Cabrillo turned to his dinner companions. “You guys could save me from staring at my computer for the night by giving me the condensed version of what you’ve found out about MacD Lawless.”
“I see absolutely nothing wrong with staring at a computer all night,” Murph said, setting down a can of Red Bull.
“So, Lawless?”
“Linda used a contact left over from her days on the Joint Chiefs’ staff and was able to pull his service record.” Eric’s tone was now serious. “Marion MacDougal Lawless was an excellent soldier. He’s racked up a Good Conduct Medal, a Purple Heart, and a Bronze Star. These last two for the same engagement outside of Tikrit. After Iraq he qualified for the Rangers and aced the school at Fort Benning. He was then shipped to Afghanistan and saw some pretty heavy fighting up near the Pakistan border.
“He put in eight years and left the Army as an E7. He was immediately approached by Fortran Security Worldwide, offered a slot as a bodyguard back in Kabul, and, as far as we could tell from their records without triggering any computer alarms, he’s been a model employee for the past year.”
“What about his capture. Anything on that?”
“Reports are still sketchy, but it appears to be the way he told you. The Pakistani camera crew he was hired to protect had come in from Islamabad, but there’s no record of them ever working in Pakistan. The two Afghan security guys with him were legit. They were former Northern Alliance fighters who’d gotten additional training by our Army and then went freelance. The truck was never found, but an Army patrol reported seeing several large holes dug next to the road where Lawless says he was nabbed.”
“
Big enough to hide a bunch of ambushers?” Juan asked, and Stone nodded.
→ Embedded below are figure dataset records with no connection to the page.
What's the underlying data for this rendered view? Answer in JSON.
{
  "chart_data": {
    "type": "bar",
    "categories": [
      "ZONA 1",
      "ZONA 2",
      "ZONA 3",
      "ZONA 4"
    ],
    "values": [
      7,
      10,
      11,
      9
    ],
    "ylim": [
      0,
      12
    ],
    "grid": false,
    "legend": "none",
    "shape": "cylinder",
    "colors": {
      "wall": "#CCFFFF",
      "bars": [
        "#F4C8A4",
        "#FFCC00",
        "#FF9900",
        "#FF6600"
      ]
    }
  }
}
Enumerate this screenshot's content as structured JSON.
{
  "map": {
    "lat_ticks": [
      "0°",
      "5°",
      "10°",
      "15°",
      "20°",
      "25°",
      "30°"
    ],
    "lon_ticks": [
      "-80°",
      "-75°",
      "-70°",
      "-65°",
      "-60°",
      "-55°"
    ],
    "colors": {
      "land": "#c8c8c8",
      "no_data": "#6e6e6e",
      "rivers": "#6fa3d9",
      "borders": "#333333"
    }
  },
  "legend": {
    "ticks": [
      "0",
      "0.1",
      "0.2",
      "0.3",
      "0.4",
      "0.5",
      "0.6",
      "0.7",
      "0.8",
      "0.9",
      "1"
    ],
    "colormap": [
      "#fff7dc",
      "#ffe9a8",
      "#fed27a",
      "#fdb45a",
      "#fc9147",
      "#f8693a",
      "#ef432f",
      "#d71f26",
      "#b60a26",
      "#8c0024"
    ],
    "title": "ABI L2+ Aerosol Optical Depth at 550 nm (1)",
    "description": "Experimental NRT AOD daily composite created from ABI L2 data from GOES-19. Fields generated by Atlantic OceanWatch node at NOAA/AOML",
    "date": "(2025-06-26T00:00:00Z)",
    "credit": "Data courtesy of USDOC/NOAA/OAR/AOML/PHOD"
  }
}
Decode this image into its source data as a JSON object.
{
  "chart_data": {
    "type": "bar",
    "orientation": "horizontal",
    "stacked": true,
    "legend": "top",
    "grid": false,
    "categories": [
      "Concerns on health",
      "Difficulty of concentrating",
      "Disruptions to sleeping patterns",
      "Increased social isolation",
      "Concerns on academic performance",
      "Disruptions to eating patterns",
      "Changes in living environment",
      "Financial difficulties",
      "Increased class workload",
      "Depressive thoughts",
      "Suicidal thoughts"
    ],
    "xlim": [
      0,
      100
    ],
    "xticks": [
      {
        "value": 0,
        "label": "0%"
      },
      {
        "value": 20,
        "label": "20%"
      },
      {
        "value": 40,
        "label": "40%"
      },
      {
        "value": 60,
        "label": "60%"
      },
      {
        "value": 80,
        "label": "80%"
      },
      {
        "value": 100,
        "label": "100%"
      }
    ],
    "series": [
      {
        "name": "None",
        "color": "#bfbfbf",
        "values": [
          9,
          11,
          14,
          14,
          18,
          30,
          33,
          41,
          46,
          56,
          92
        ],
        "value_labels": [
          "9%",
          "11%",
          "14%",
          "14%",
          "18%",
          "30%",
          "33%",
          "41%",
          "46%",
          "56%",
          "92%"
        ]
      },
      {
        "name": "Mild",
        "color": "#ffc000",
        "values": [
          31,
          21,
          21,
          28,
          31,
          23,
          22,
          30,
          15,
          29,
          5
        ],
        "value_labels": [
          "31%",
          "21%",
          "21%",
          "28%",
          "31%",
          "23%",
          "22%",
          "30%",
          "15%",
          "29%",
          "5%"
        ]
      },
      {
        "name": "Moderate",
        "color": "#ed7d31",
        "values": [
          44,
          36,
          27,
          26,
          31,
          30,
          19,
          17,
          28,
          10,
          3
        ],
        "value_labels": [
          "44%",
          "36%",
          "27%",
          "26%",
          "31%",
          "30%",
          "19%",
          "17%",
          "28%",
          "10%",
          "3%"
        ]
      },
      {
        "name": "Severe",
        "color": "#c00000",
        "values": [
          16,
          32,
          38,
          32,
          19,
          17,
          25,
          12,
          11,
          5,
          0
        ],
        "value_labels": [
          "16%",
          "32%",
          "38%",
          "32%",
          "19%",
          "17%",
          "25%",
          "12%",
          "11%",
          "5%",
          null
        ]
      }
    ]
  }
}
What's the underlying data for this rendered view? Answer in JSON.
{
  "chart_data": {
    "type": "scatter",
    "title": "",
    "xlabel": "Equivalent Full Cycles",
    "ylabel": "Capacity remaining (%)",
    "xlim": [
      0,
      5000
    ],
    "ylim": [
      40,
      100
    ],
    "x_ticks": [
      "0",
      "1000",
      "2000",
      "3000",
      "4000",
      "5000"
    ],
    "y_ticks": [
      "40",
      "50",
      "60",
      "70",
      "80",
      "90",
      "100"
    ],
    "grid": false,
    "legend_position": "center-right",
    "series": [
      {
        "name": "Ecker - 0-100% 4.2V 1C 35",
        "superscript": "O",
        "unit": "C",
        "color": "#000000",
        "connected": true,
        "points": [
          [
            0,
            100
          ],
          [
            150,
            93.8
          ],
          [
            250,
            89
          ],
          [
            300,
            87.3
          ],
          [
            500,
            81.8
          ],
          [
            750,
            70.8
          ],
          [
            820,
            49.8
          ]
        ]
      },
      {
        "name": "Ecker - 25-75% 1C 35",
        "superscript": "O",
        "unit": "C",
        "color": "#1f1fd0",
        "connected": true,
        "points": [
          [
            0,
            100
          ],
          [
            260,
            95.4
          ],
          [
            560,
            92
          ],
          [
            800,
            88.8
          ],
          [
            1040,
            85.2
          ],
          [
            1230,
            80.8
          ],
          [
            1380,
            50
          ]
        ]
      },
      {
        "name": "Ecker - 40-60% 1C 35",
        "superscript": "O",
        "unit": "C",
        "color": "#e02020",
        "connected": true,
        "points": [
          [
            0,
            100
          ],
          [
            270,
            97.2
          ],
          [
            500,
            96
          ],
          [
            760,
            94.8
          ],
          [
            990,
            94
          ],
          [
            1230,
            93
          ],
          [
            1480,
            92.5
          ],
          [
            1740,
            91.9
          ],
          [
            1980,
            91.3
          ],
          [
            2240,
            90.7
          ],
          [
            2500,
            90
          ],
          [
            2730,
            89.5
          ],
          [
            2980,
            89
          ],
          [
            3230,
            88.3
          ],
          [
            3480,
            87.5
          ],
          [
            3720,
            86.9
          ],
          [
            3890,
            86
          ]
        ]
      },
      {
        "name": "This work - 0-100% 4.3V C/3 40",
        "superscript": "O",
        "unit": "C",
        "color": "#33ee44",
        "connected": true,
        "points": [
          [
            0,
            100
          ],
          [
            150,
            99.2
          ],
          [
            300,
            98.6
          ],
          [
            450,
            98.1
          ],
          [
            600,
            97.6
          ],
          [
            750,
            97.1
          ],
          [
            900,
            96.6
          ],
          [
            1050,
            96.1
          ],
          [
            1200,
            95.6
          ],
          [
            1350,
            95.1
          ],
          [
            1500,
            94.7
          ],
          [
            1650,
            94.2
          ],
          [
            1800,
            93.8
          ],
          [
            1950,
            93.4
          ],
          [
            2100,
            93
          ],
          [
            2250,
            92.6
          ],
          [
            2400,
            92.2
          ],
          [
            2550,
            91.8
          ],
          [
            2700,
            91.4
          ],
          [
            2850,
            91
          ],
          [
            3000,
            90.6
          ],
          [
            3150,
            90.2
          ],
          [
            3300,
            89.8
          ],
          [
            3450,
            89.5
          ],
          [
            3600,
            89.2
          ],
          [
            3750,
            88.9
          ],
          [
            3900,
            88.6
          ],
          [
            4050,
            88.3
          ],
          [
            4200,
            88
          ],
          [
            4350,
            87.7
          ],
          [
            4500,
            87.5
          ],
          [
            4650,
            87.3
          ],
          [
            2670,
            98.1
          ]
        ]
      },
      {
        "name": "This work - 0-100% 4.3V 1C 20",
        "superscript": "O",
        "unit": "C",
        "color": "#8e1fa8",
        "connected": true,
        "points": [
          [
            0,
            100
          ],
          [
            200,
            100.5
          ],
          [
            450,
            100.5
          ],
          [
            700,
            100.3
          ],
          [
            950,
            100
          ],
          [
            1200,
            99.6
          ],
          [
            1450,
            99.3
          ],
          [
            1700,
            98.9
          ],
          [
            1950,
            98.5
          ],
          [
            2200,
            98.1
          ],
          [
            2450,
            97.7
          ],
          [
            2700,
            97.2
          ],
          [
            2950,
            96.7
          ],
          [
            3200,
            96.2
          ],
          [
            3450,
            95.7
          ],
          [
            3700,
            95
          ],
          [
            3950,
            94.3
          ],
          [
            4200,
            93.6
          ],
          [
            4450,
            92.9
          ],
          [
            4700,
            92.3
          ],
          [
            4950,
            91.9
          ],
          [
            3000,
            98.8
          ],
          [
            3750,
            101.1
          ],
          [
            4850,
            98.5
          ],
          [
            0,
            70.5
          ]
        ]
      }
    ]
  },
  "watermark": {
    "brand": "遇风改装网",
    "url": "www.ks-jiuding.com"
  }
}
Murph added, “The whole thing sounds like an al-Qaeda setup to get an American on tape being hacked to pieces. They haven’t produced one in a while.”
“The Tikrit incident,” Eric said, “where he was wounded.”
“Yes?”
“I read parts of the after-action report that weren’t redacted. Lawless went alone into a building and took out eleven insurgents who’d pinned his team and were turning them into mincemeat. He had a bullet in his thigh when he killed the last three. You want my opinion, he’s the real deal.”